Disclaimer: This is my last post for a while that's going to serious and sad. I'm ready to get back to writing light hearted content but I feel like sharing my healing journey and where I've been at mentally can help somebody. Life isn't always happy times and I'll never pretend that it is.
"Until I'm ready, let me be. I have to heal myself" - Samantha King
I was lying in my closet after having an awful anxiety attack (so many things led up to this moment) and I started texting my momma telling her that I would rather die than to keep feeling how I was feeling at that time. My momma called me numerous time and I didn't answer but I eventually called her back. She was crying and reminded me of all the people who would miss me if I was gone. I was numb at that point but I managed to get out of the closet, crawled into bed, and I assured my momma that I wasn't going to do anything crazy.She called me the next day and said "I don't know how you're going to take this but God is telling me to tell you that you need to seek professional help."
This conversation along with several other conversations since then regarding my "I don't want to be here" mentality has been the best and worth part of our relationship. I love my momma and her love for me is unmatched. I'm so grateful that she listened to God and had the strength to have that hard conversation with me.
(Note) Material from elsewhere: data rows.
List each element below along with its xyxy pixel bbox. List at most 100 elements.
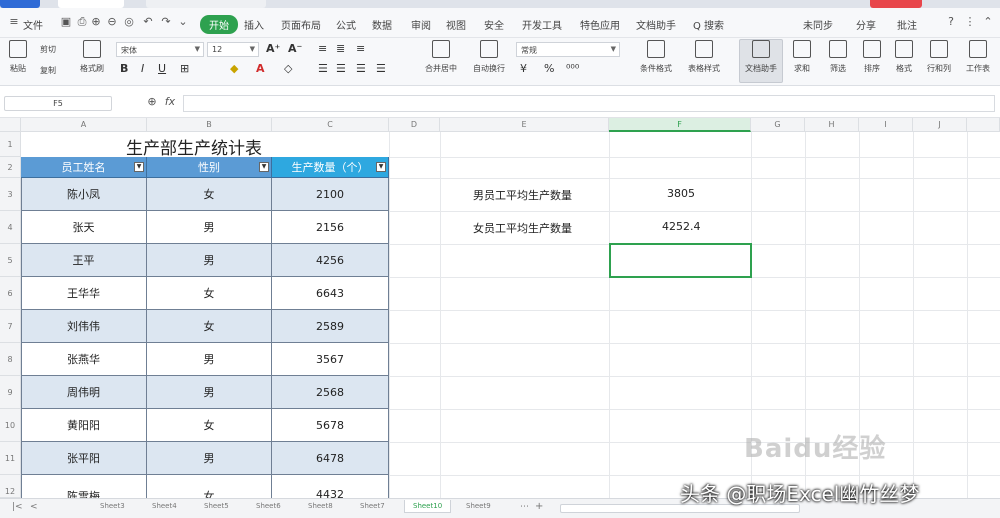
table-cell[interactable]: 黄阳阳 (21, 409, 147, 442)
sync-icon[interactable]: ◎ (123, 16, 135, 28)
bold-icon[interactable]: B (120, 62, 128, 75)
selected-cell-F5[interactable] (609, 243, 752, 278)
table-cell[interactable]: 男 (147, 211, 272, 244)
filter-dropdown-icon[interactable]: ▼ (376, 162, 386, 172)
share-button[interactable]: 分享 (856, 17, 876, 32)
percent-icon[interactable]: % (544, 62, 554, 75)
table-cell[interactable]: 女 (147, 277, 272, 310)
col-header-G[interactable]: G (751, 118, 805, 132)
sheet-tab-10[interactable]: Sheet10 (404, 500, 452, 513)
menu-tab-formulas[interactable]: 公式 (336, 17, 356, 32)
sheet-tab-7[interactable]: Sheet7 (360, 502, 385, 510)
row-header-8[interactable]: 8 (0, 343, 21, 376)
table-cell[interactable]: 刘伟伟 (21, 310, 147, 343)
table-cell[interactable]: 女 (147, 178, 272, 211)
menu-tab-security[interactable]: 安全 (484, 17, 504, 32)
more-sheets-icon[interactable]: ⋯ (520, 502, 529, 512)
row-header-12[interactable]: 12 (0, 475, 21, 498)
increase-font-icon[interactable]: A⁺ (266, 42, 280, 55)
col-header-E[interactable]: E (440, 118, 609, 132)
menu-tab-home[interactable]: 开始 (200, 15, 238, 34)
home-tab[interactable] (0, 0, 40, 8)
comment-button[interactable]: 批注 (897, 17, 917, 32)
row-header-3[interactable]: 3 (0, 178, 21, 211)
table-title[interactable]: 生产部生产统计表 (126, 134, 262, 159)
row-header-11[interactable]: 11 (0, 442, 21, 475)
table-cell[interactable]: 男 (147, 442, 272, 475)
redo-icon[interactable]: ↷ (160, 16, 172, 28)
table-cell[interactable]: 4432 (272, 475, 389, 498)
help-icon[interactable]: ? (945, 16, 957, 28)
sum-button[interactable]: 求和 (786, 40, 818, 74)
row-header-6[interactable]: 6 (0, 277, 21, 310)
table-cell[interactable]: 男 (147, 244, 272, 277)
align-top-icon[interactable]: ≡ (318, 42, 327, 55)
col-header-H[interactable]: H (805, 118, 859, 132)
zoom-icon[interactable]: ⊕ (146, 96, 158, 108)
format-button[interactable]: 格式 (888, 40, 920, 74)
prev-icon[interactable]: < (30, 502, 38, 512)
filter-dropdown-icon[interactable]: ▼ (259, 162, 269, 172)
col-header-I[interactable]: I (859, 118, 913, 132)
table-cell[interactable]: 王华华 (21, 277, 147, 310)
doc-tab-1[interactable] (58, 0, 124, 8)
col-header-D[interactable]: D (389, 118, 440, 132)
format-painter-button[interactable]: 格式刷 (74, 40, 110, 74)
table-cell[interactable]: 2100 (272, 178, 389, 211)
female-average-value[interactable]: 4252.4 (662, 220, 701, 233)
prev-sheet-icon[interactable]: |< (12, 502, 23, 512)
menu-tab-data[interactable]: 数据 (372, 17, 392, 32)
copy-button[interactable]: 复制 (40, 65, 56, 76)
underline-icon[interactable]: U (158, 62, 166, 75)
table-cell[interactable]: 2589 (272, 310, 389, 343)
border-icon[interactable]: ⊞ (180, 62, 189, 75)
table-style-button[interactable]: 表格样式 (684, 40, 724, 74)
col-header-K[interactable] (967, 118, 1000, 132)
table-cell[interactable]: 陈小凤 (21, 178, 147, 211)
header-quantity[interactable]: 生产数量（个） ▼ (272, 157, 389, 178)
col-header-B[interactable]: B (147, 118, 272, 132)
table-cell[interactable]: 5678 (272, 409, 389, 442)
filter-dropdown-icon[interactable]: ▼ (134, 162, 144, 172)
doc-tab-2[interactable] (146, 0, 266, 8)
font-size-select[interactable]: 12 ▼ (207, 42, 259, 57)
table-cell[interactable]: 女 (147, 310, 272, 343)
align-middle-icon[interactable]: ≣ (336, 42, 345, 55)
col-header-A[interactable]: A (21, 118, 147, 132)
chevron-down-icon[interactable]: ⌄ (177, 16, 189, 28)
thousands-icon[interactable]: ⁰⁰⁰ (566, 62, 579, 75)
table-cell[interactable]: 张平阳 (21, 442, 147, 475)
unsynced-status[interactable]: 未同步 (803, 17, 833, 32)
menu-tab-developer[interactable]: 开发工具 (522, 17, 562, 32)
wrap-text-button[interactable]: 自动换行 (466, 40, 512, 74)
menu-tab-page-layout[interactable]: 页面布局 (281, 17, 321, 32)
header-employee-name[interactable]: 员工姓名 ▼ (21, 157, 147, 178)
merge-center-button[interactable]: 合并居中 (418, 40, 464, 74)
search-button[interactable]: Q 搜索 (693, 17, 724, 32)
table-cell[interactable]: 张燕华 (21, 343, 147, 376)
row-col-button[interactable]: 行和列 (922, 40, 956, 74)
cut-button[interactable]: 剪切 (40, 44, 56, 55)
menu-tab-features[interactable]: 特色应用 (580, 17, 620, 32)
row-header-2[interactable]: 2 (0, 157, 21, 178)
menu-tab-view[interactable]: 视图 (446, 17, 466, 32)
table-cell[interactable]: 2568 (272, 376, 389, 409)
fx-icon[interactable]: fx (164, 96, 176, 108)
table-cell[interactable]: 周伟明 (21, 376, 147, 409)
male-average-label[interactable]: 男员工平均生产数量 (473, 187, 572, 203)
currency-icon[interactable]: ¥ (520, 62, 527, 75)
sort-button[interactable]: 排序 (856, 40, 888, 74)
sheet-tab-5[interactable]: Sheet5 (204, 502, 229, 510)
sheet-tab-3[interactable]: Sheet3 (100, 502, 125, 510)
col-header-J[interactable]: J (913, 118, 967, 132)
table-cell[interactable]: 男 (147, 343, 272, 376)
decrease-font-icon[interactable]: A⁻ (288, 42, 302, 55)
table-cell[interactable]: 3567 (272, 343, 389, 376)
table-cell[interactable]: 男 (147, 376, 272, 409)
row-header-7[interactable]: 7 (0, 310, 21, 343)
align-center-icon[interactable]: ☰ (336, 62, 346, 75)
font-name-select[interactable]: 宋体 ▼ (116, 42, 204, 57)
print-preview-icon[interactable]: ⊖ (106, 16, 118, 28)
sheet-tab-9[interactable]: Sheet9 (466, 502, 491, 510)
header-gender[interactable]: 性别 ▼ (147, 157, 272, 178)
I talk to my physician about my feelings which led to her prescribing me Xanax for the time being and I was referred to a counseling agency. On Dec. 27, 2017 I started therapy and it's been a journey.
From being prescribed Xanax to taking an anxiety med twice a day. Xanax made me feel numb to point that I was like a zombie when came to having any feelings. I wouldn't recommend anybody taking this drug, and it's easy to overdose if you take Xanax and consume alcohol. There's a reason why psychiatrist prescribes meds for mental issues and doctors handle physical issues.
From crying in the shower or in the closet to crying in my bed and being able to get up and keep going on with my life. From being nonchalant and dismissing my feelings to talking about how I feel and making peace with things that I can not change. From wanting to control everything to learning how to let some things be.
From going to therapy 2-3x a month to over time it's decreased to once a month or every other month depending on how I'm feeling. I recently started seeing a new therapist and I plan to see her more frequently since I have some internal goals I want to met this year.
From having an anxiety attack every other day to only having them 2-3 times a year.
From having no boundaries to setting them and standing firm on them.
From being in denial to addressing and starting to heal from childhood trauma.
From having a white therapist whom I loved by the way to having a new black therapist. I can already tell from my first session with her last week that she's going to challenge me which is what I need to become that girl that I've been dreaming of.
Sometimes I downplay all the progress I've made, but I've came so far and I'm looking forward to making more progress this year.
Two of my main goals with my new therapist is to
Learn how to love myself more and forgive myself for past mistakes and choices.
Figure out if I want to get married and have kids (I know I just told y'all that I'm not getting my hopes up when it comes to getting married and having kids. However, I'm very indecisive about this part of my life and I need to spend some time figuring it out).
If you're in therapy keep going and if you're contemplating seeing a therapist, schedule the appt. already, it's time to become the best version of yourself. Therapy use to have a bad stigma, but my generation is changing that narrative. Investing in your mental wellbeing is one of the best things you can do for yourself during your 20's or at any time during your life.
Take a moment to consider, how can you grow and evolve if you keep letting your mental health fall by the waste side? You spend money on everything else, from buying new shoes, purchasing Beyonce tickets, etc. but you don't have the time or the funds to become a better person? Make it make sense. You can also check out Therapy for Black Girls where you can find a black provider who does in person and virtual sessions. This website is how I found my black therapist, https://providers.therapyforblackgirls.com.
It's been a lot of tears. It's been challenging. It's been living in survival mode. It's been moments of backsliding mentally, but I'm beyond grateful for how my mentality has transformed in 5 years and it's only up from here.
"Heal and move on. You have things to do, you can not sit in that dark place forever."